Poetic questioning of the functioning of everyday objects became part of the group’s practice. In their performance Do a Sprung in Five Acts, a bike turned upside down became a sound object. In the spirit of situationism, Igor Panin began studying holes that emerged during the reconstruction of Liteiny Prospekt. In Aleksandr Lyashko’s photo documentation, diving to the bottom and resurfacing became an everyday metaphor of death and rebirth. At Vladimir Tolstoy-Kotlyarov’s mail art exhibition, the New Blockheads created their own mail object: during their performance Sandwich they made a parcel out of Vadim Flyagin. 

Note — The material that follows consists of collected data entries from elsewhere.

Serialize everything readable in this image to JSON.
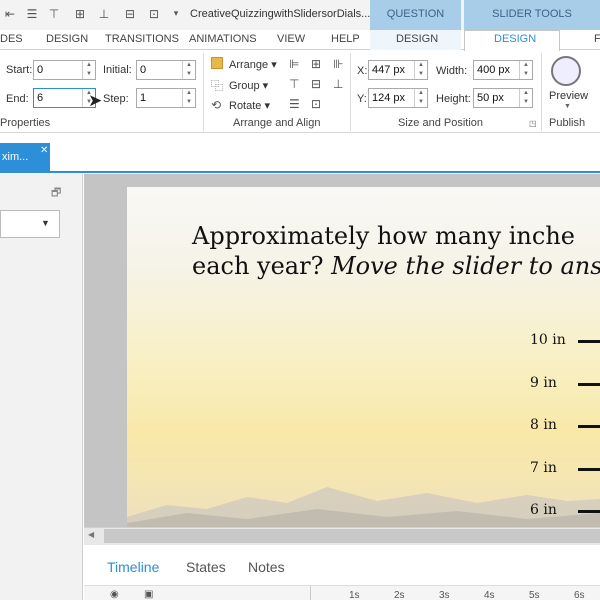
{
  "window": {
    "document_title": "CreativeQuizzingwithSlidersorDials...",
    "context_tabs": {
      "question_tools": "QUESTION TOOLS",
      "slider_tools": "SLIDER TOOLS"
    }
  },
  "quick_access": [
    "align-left-icon",
    "distribute-icon",
    "align-top-icon",
    "align-middle-icon",
    "align-bottom-icon",
    "grid-icon",
    "center-icon",
    "more-icon"
  ],
  "ribbon_tabs": {
    "slides": "DES",
    "design": "DESIGN",
    "transitions": "TRANSITIONS",
    "animations": "ANIMATIONS",
    "view": "VIEW",
    "help": "HELP",
    "question_design": "DESIGN",
    "slider_design": "DESIGN",
    "format": "F"
  },
  "properties": {
    "start_label": "Start:",
    "start_value": "0",
    "end_label": "End:",
    "end_value": "6",
    "initial_label": "Initial:",
    "initial_value": "0",
    "step_label": "Step:",
    "step_value": "1",
    "group_label": "Properties"
  },
  "arrange": {
    "arrange_label": "Arrange",
    "group_label": "Group",
    "rotate_label": "Rotate",
    "group_title": "Arrange and Align"
  },
  "size_position": {
    "x_label": "X:",
    "x_value": "447 px",
    "y_label": "Y:",
    "y_value": "124 px",
    "width_label": "Width:",
    "width_value": "400 px",
    "height_label": "Height:",
    "height_value": "50 px",
    "group_title": "Size and Position"
  },
  "publish": {
    "preview_label": "Preview",
    "group_title": "Publish"
  },
  "doc_tab": {
    "label": "xim..."
  },
  "slide": {
    "question_line1": "Approximately how many inche",
    "question_line2_normal": "each year? ",
    "question_line2_italic": "Move the slider to ans",
    "scale": [
      {
        "label": "10 in"
      },
      {
        "label": "9 in"
      },
      {
        "label": "8 in"
      },
      {
        "label": "7 in"
      },
      {
        "label": "6 in"
      }
    ]
  },
  "bottom_tabs": {
    "timeline": "Timeline",
    "states": "States",
    "notes": "Notes"
  },
  "ruler": [
    "1s",
    "2s",
    "3s",
    "4s",
    "5s",
    "6s"
  ],
  "colors": {
    "accent": "#2c8fd8",
    "context_tab": "#a8cde8"
  }
}
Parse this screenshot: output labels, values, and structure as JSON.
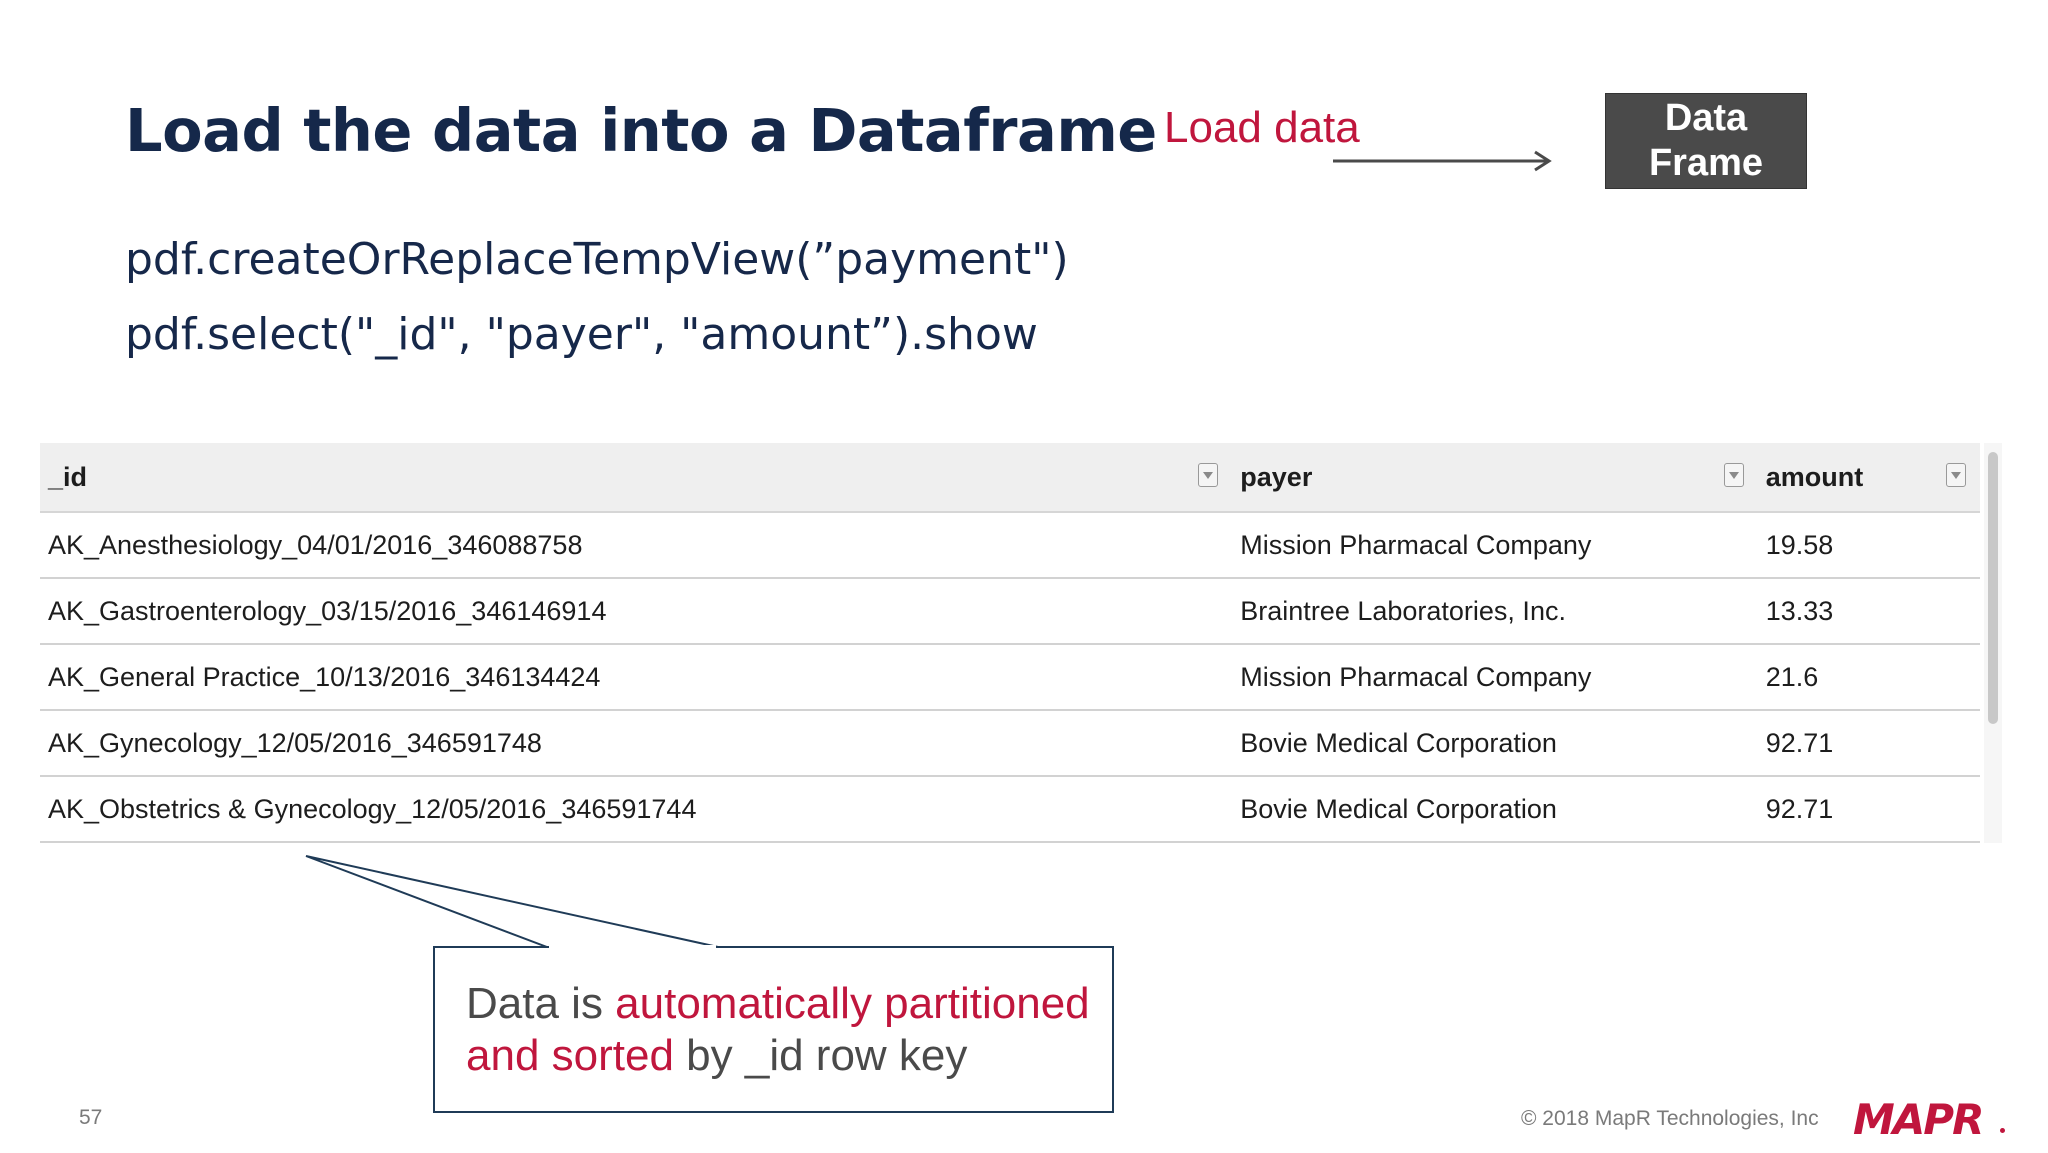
{
  "slide": {
    "title": "Load the data into a Dataframe",
    "code_lines": [
      "pdf.createOrReplaceTempView(”payment\")",
      "pdf.select(\"_id\", \"payer\", \"amount”).show"
    ],
    "diagram": {
      "load_label": "Load data",
      "box_line1": "Data",
      "box_line2": "Frame"
    },
    "table": {
      "headers": [
        "_id",
        "payer",
        "amount"
      ],
      "rows": [
        [
          "AK_Anesthesiology_04/01/2016_346088758",
          "Mission Pharmacal Company",
          "19.58"
        ],
        [
          "AK_Gastroenterology_03/15/2016_346146914",
          "Braintree Laboratories, Inc.",
          "13.33"
        ],
        [
          "AK_General Practice_10/13/2016_346134424",
          "Mission Pharmacal Company",
          "21.6"
        ],
        [
          "AK_Gynecology_12/05/2016_346591748",
          "Bovie Medical Corporation",
          "92.71"
        ],
        [
          "AK_Obstetrics & Gynecology_12/05/2016_346591744",
          "Bovie Medical Corporation",
          "92.71"
        ]
      ]
    },
    "callout": {
      "part1": "Data is ",
      "part2": "automatically partitioned",
      "part3": "and sorted",
      "part4": " by _id  row key"
    },
    "page_number": "57",
    "copyright": "© 2018 MapR Technologies, Inc",
    "logo_text": "MAPR",
    "colors": {
      "title": "#15284a",
      "accent_red": "#c0163d",
      "box_dark": "#4a4a4a",
      "callout_border": "#1f3b57"
    }
  }
}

The best-known work of the group’s «first summer» was the performance The Movement of a Tea Table Toward Sunset. Seven Days of the Journey. The New Blockheads were invited to take part in the 1st International Festival of Experimental Arts and Performance at the St. Petersburg Manege. They decided that the journey to the performance venue could be turned into an event and for one day moved their conversations round the kitchen table into the city. They brought outside a table with a typewriter, which they carried around St. Petersburg during the day. They stopped in a variety of central locations: on the Fontanka Embankment, on the Panteleymonovsky Bridge to the Summer Garden, by the Church of the Savior on Spilled Blood, on Palace Square. Their final destination was the Manege, where they were to present performances over the days that followed. After the festival, the New Blockheads were noticed by critics and the media and became part of the institutionalized art world.

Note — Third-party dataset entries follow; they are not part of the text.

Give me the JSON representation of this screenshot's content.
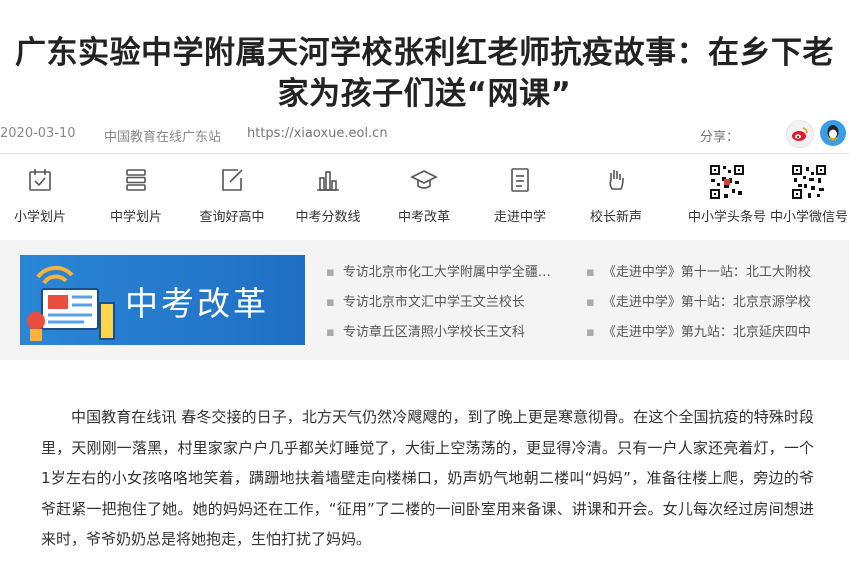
{
  "article": {
    "title": "广东实验中学附属天河学校张利红老师抗疫故事：在乡下老家为孩子们送“网课”",
    "date": "2020-03-10",
    "site": "中国教育在线广东站",
    "url": "https://xiaoxue.eol.cn",
    "share_label": "分享：",
    "body": "中国教育在线讯 春冬交接的日子，北方天气仍然冷飕飕的，到了晚上更是寒意彻骨。在这个全国抗疫的特殊时段里，天刚刚一落黑，村里家家户户几乎都关灯睡觉了，大街上空荡荡的，更显得冷清。只有一户人家还亮着灯，一个1岁左右的小女孩咯咯地笑着，蹒跚地扶着墙壁走向楼梯口，奶声奶气地朝二楼叫“妈妈”，准备往楼上爬，旁边的爷爷赶紧一把抱住了她。她的妈妈还在工作，“征用”了二楼的一间卧室用来备课、讲课和开会。女儿每次经过房间想进来时，爷爷奶奶总是将她抱走，生怕打扰了妈妈。"
  },
  "share": {
    "weibo_icon": "weibo-icon",
    "qq_icon": "qq-icon"
  },
  "nav": {
    "items": [
      {
        "label": "小学划片",
        "icon": "calendar-check-icon"
      },
      {
        "label": "中学划片",
        "icon": "stack-icon"
      },
      {
        "label": "查询好高中",
        "icon": "edit-icon"
      },
      {
        "label": "中考分数线",
        "icon": "bar-chart-icon"
      },
      {
        "label": "中考改革",
        "icon": "graduation-cap-icon"
      },
      {
        "label": "走进中学",
        "icon": "document-icon"
      },
      {
        "label": "校长新声",
        "icon": "hand-icon"
      },
      {
        "label": "中小学头条号",
        "icon": "qr-code-icon"
      },
      {
        "label": "中小学微信号",
        "icon": "qr-code-icon"
      }
    ]
  },
  "banner": {
    "title": "中考改革",
    "accent": "#2a84d4"
  },
  "related": {
    "col1": [
      "专访北京市化工大学附属中学全疆…",
      "专访北京市文汇中学王文兰校长",
      "专访章丘区清照小学校长王文科"
    ],
    "col2": [
      "《走进中学》第十一站：北工大附校",
      "《走进中学》第十站：北京京源学校",
      "《走进中学》第九站：北京延庆四中"
    ]
  }
}
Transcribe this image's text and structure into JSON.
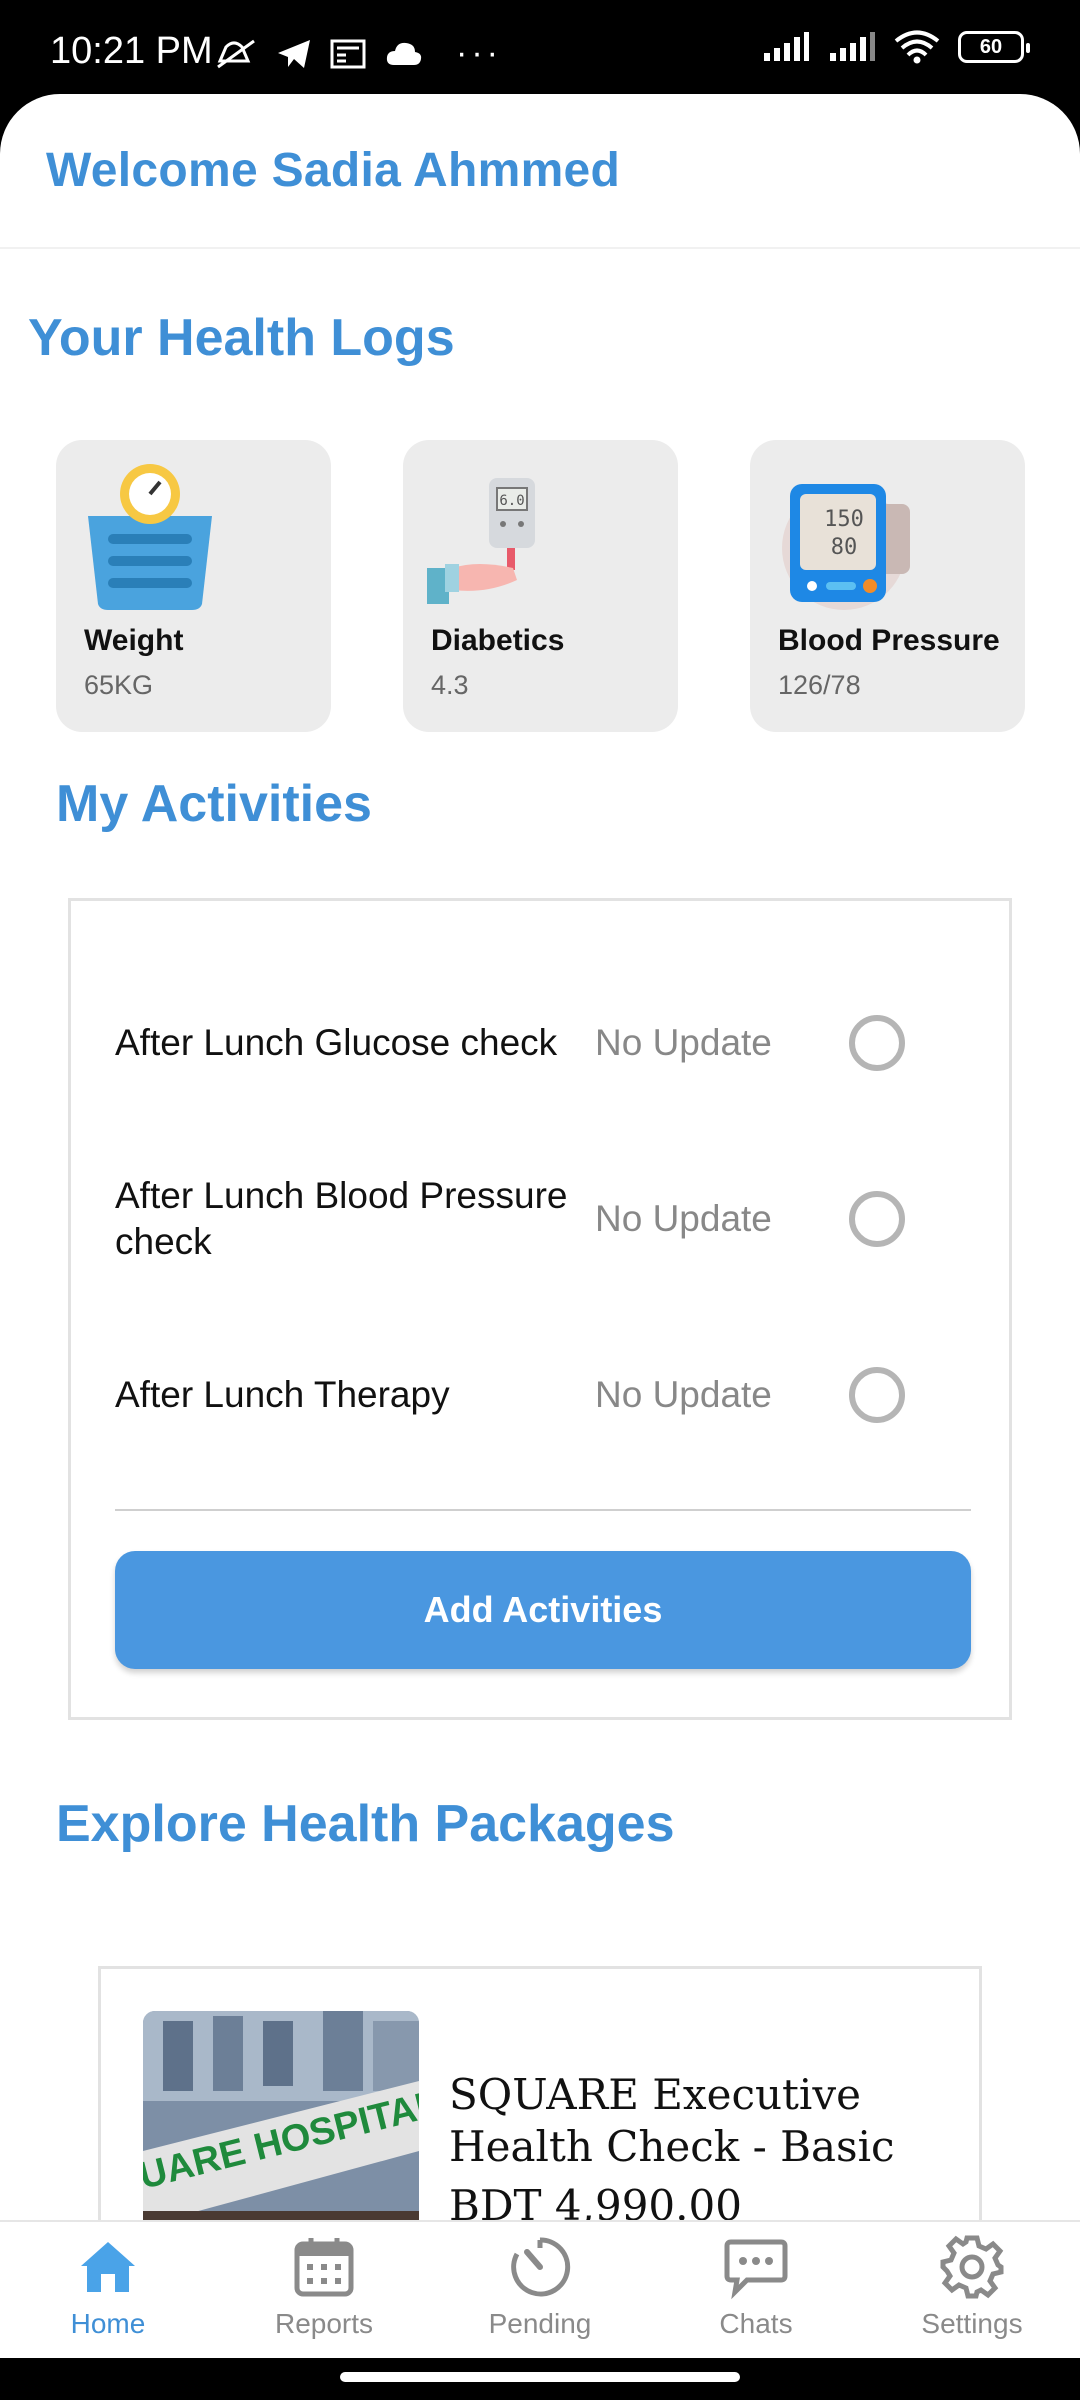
{
  "statusbar": {
    "time": "10:21 PM",
    "battery": "60"
  },
  "header": {
    "welcome": "Welcome Sadia Ahmmed"
  },
  "health_logs": {
    "title": "Your Health Logs",
    "cards": [
      {
        "title": "Weight",
        "value": "65KG",
        "icon": "weight-scale-icon"
      },
      {
        "title": "Diabetics",
        "value": "4.3",
        "icon": "glucose-meter-icon"
      },
      {
        "title": "Blood Pressure",
        "value": "126/78",
        "icon": "blood-pressure-monitor-icon"
      }
    ]
  },
  "activities": {
    "title": "My Activities",
    "items": [
      {
        "name": "After Lunch Glucose check",
        "status": "No Update"
      },
      {
        "name": "After Lunch Blood Pressure check",
        "status": "No Update"
      },
      {
        "name": "After Lunch Therapy",
        "status": "No Update"
      }
    ],
    "add_button": "Add Activities"
  },
  "packages": {
    "title": "Explore Health Packages",
    "items": [
      {
        "name": "SQUARE Executive Health Check - Basic",
        "price": "BDT 4,990.00",
        "image_sign": "UARE HOSPITAL"
      }
    ]
  },
  "nav": {
    "items": [
      {
        "label": "Home",
        "icon": "home-icon",
        "active": true
      },
      {
        "label": "Reports",
        "icon": "calendar-icon",
        "active": false
      },
      {
        "label": "Pending",
        "icon": "gauge-icon",
        "active": false
      },
      {
        "label": "Chats",
        "icon": "chat-bubble-icon",
        "active": false
      },
      {
        "label": "Settings",
        "icon": "gear-icon",
        "active": false
      }
    ]
  },
  "colors": {
    "accent": "#3f8fd6",
    "button": "#4a97e0",
    "card_bg": "#ececec"
  }
}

The New Blockheads Cooperative (1996–2002)

One of the important art spaces in 1990s St. Petersburg was Borey Gallery, run by Tatyana Ponomarenko. Located in a basement in Liteiny Prospekt, it hosted exhibitions, literary evenings, and conferences and had a bookshop that sold the gallery’s own publications. This was the space that brought together the core members of the New Blockheads Cooperative, an art group known for its performances and actions (sometimes spontaneous). Members included Vadim Flyagin, Vladimir Kozin, Alexandr Lyashko, Inga Nagel, Igor Panin, Maksim Raiskin, and Sergei Spirikhin.

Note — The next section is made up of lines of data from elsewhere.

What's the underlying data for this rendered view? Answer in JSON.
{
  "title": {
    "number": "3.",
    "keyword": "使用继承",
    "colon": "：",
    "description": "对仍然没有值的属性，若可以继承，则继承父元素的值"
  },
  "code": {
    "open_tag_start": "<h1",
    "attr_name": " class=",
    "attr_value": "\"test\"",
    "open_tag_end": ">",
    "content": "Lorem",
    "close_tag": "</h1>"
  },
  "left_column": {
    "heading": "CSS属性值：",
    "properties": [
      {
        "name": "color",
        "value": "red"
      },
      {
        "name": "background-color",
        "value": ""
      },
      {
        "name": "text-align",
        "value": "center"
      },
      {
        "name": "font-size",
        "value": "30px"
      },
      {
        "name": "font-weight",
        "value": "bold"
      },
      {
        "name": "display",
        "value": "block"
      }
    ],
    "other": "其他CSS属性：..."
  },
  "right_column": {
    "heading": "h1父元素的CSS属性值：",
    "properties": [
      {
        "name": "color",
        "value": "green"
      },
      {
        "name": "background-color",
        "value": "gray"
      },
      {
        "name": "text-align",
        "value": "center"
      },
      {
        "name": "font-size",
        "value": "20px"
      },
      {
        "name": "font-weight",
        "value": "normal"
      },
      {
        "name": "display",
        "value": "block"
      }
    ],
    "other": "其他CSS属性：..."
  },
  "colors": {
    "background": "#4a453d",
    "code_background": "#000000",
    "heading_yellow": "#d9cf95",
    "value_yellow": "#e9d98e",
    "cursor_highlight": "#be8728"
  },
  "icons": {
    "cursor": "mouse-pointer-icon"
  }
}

In the article «Amateurism of the Summer» (1996) about how the group began, the cooperative described the atmosphere in which they came together as follows: «Nobody knew what was happening in the catacombs of Borey, where we were working to comprehend a blockheadness not invented by us. Were we indeed blockheads? Were we bluffing? No, it seemed that we had really reached the stage of deep sterility, in which a mere thought of work, of pure achievement, turned us into cold corpses. No achievements for us! First of all, who needed our achievements. Second, everything had been achieved before us. Third, our incurable mediocrity did not allow us to achieve anything new, anything perfect.» The self-deprecating and ironic acceptance of their blockhead-ness, mediocrity and unsuccessfulness became their main tool in the creation of works.

Despite their professed renouncement of achievement, the New Blockheads were very productive. Over the seven years of its existence, the group produced a large number of performances and actions, organized over ten solo exhibitions, took part in Russian and international festivals, and became an important phenomenon on the St. Petersburg art scene of the late 1990s and early 2000s. One of their last projects was the opening of the imaginary gallery PARAZIT, followed by the emergence of an artist circle of the same name, which is still active today. 

In 2016, the New Blockheads had a retrospective exhibition at Moscow Museum of Modern Art. In 2025, Garage acquired several works by the group for its collection, as well as the group’s archive to support further studies of their work and method.